The autobiography shows an author with the same voice and style used in the “Little House” series, Smith Hill said. “She was totally in command of her writing,” Smith said.
That’s not to say that Rose Ingalls Lane didn’t play an important role in her mother’s career.
A successful writer herself, Lane edited the majority of Wilder’s manuscripts and guided her career.
“Rose really functioned as her mother’s editor,” Smith Hill said. “But there’s no doubt about where those stories originated. The suggestions that Rose made to her mother about voice or point of view … are all the kinds of issues that editors discuss with their writers.”
Smith Hill believes Lane’s editing style may have given the false impression that Lane maintained control over her mother’s books.
“Rose Wilder Lane was a very successful writer herself and she came to her career as a writer from a career as a newspaper reporter,” she said. “Newspaper editors can be pretty ruthless … Rose Wilder Lane brought that kind of aggressive editing to her mother’s books.”
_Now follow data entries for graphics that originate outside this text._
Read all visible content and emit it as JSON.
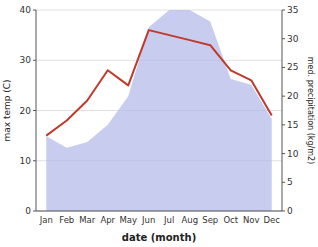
{
  "chart_data": {
    "type": "line",
    "categories": [
      "Jan",
      "Feb",
      "Mar",
      "Apr",
      "May",
      "Jun",
      "Jul",
      "Aug",
      "Sep",
      "Oct",
      "Nov",
      "Dec"
    ],
    "xlabel": "date (month)",
    "ylabel": "max temp (C)",
    "y2label": "med. precipitation (kg/m2)",
    "ylim": [
      0,
      40
    ],
    "yticks": [
      0,
      10,
      20,
      30,
      40
    ],
    "y2lim": [
      0,
      35
    ],
    "y2ticks": [
      0,
      5,
      10,
      15,
      20,
      25,
      30,
      35
    ],
    "grid": true,
    "series": [
      {
        "type": "area",
        "axis": "y2",
        "color": "#b0b8e8",
        "values": [
          13,
          11,
          12,
          15,
          20,
          32,
          35,
          35,
          33,
          23,
          22,
          16
        ]
      },
      {
        "type": "line",
        "color": "#c0392b",
        "values": [
          15,
          18,
          22,
          28,
          25,
          36,
          35,
          34,
          33,
          28,
          26,
          19
        ]
      }
    ]
  }
}
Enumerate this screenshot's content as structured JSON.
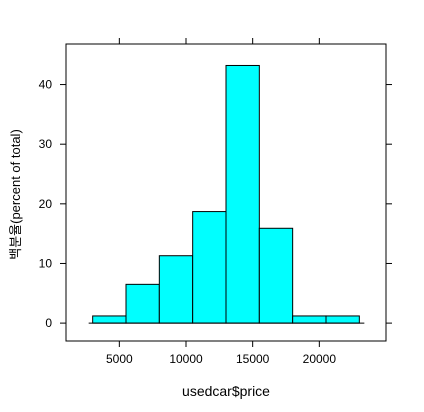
{
  "chart_data": {
    "type": "bar",
    "subtype": "histogram",
    "xlabel": "usedcar$price",
    "ylabel": "백분율(percent of total)",
    "bins": [
      {
        "start": 3000,
        "end": 5500,
        "value": 1.2
      },
      {
        "start": 5500,
        "end": 8000,
        "value": 6.5
      },
      {
        "start": 8000,
        "end": 10500,
        "value": 11.3
      },
      {
        "start": 10500,
        "end": 13000,
        "value": 18.7
      },
      {
        "start": 13000,
        "end": 15500,
        "value": 43.2
      },
      {
        "start": 15500,
        "end": 18000,
        "value": 15.9
      },
      {
        "start": 18000,
        "end": 20500,
        "value": 1.2
      },
      {
        "start": 20500,
        "end": 23000,
        "value": 1.2
      }
    ],
    "xticks": [
      5000,
      10000,
      15000,
      20000
    ],
    "yticks": [
      0,
      10,
      20,
      30,
      40
    ],
    "xlim": [
      1000,
      25000
    ],
    "ylim": [
      -3.0,
      46.8
    ],
    "baseline_range": [
      3000,
      23000
    ],
    "colors": {
      "bar_fill": "#00FFFF",
      "bar_stroke": "#000000",
      "axis": "#000000",
      "background": "#FFFFFF"
    },
    "grid": false,
    "legend": "none"
  }
}
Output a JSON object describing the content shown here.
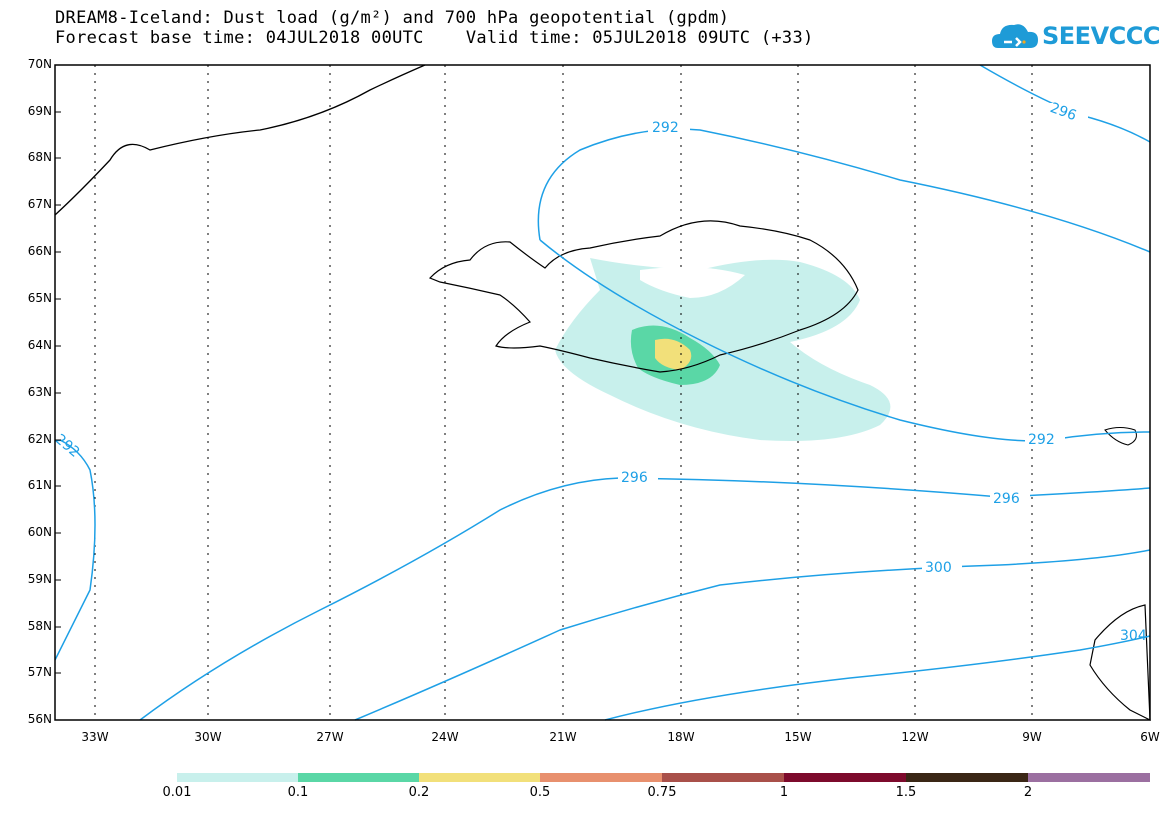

Despite her aggressive style, however, Smith Hill doesn’t believe Wilder was ever bullied into anything. “It’s very clear that Wilder was completely engaged with her materials … Even though I think Rose Wilder Lane was a fairly aggressive editor, she made changes with her mother’s permission.”
Still, the relationship between the two women was a bumpy one.
Smith Hill poured over the correspondence between the mother and daughter and drew conclusions of her own about their family dynamics.
One of those conclusions is that Rose Wilder Lane may have been bipolar, a disorder marked by periods of depression alternated with manic behavior.
Smith Hill points to Lane’s bouts with depression and her impulsive outbursts toward her mother. “She says some pretty harsh things about her mother,” Smith Hills said. “I think was a difficult (relationship) in many ways.”
She also points to incidents of plagiarism by Lane. “While Lane was helping Wilder edit and revise ‘Little House in the Big Woods’ … Lane was using the same material; in essence plagiarizing her material for an adult novel (called ‘Let the Hurricane Roar’).”
“I suspect that Wilder didn’t know that Rose was writing ‘Let the Hurricane Roar’ at the same time,” Smith Hill said. “At that point, as writers, I think it was very, very difficult.”
Despite the drama of their relationship, Smith Hill hopes that “Little House” fans will be able to appreciate what both women brought to the table; a table that produced one of the most popular children’s book series of all time.
“Lane helped her mother to discover that she should be writing for children and not adults,” Smith Hill said. “I think that was a great gift.”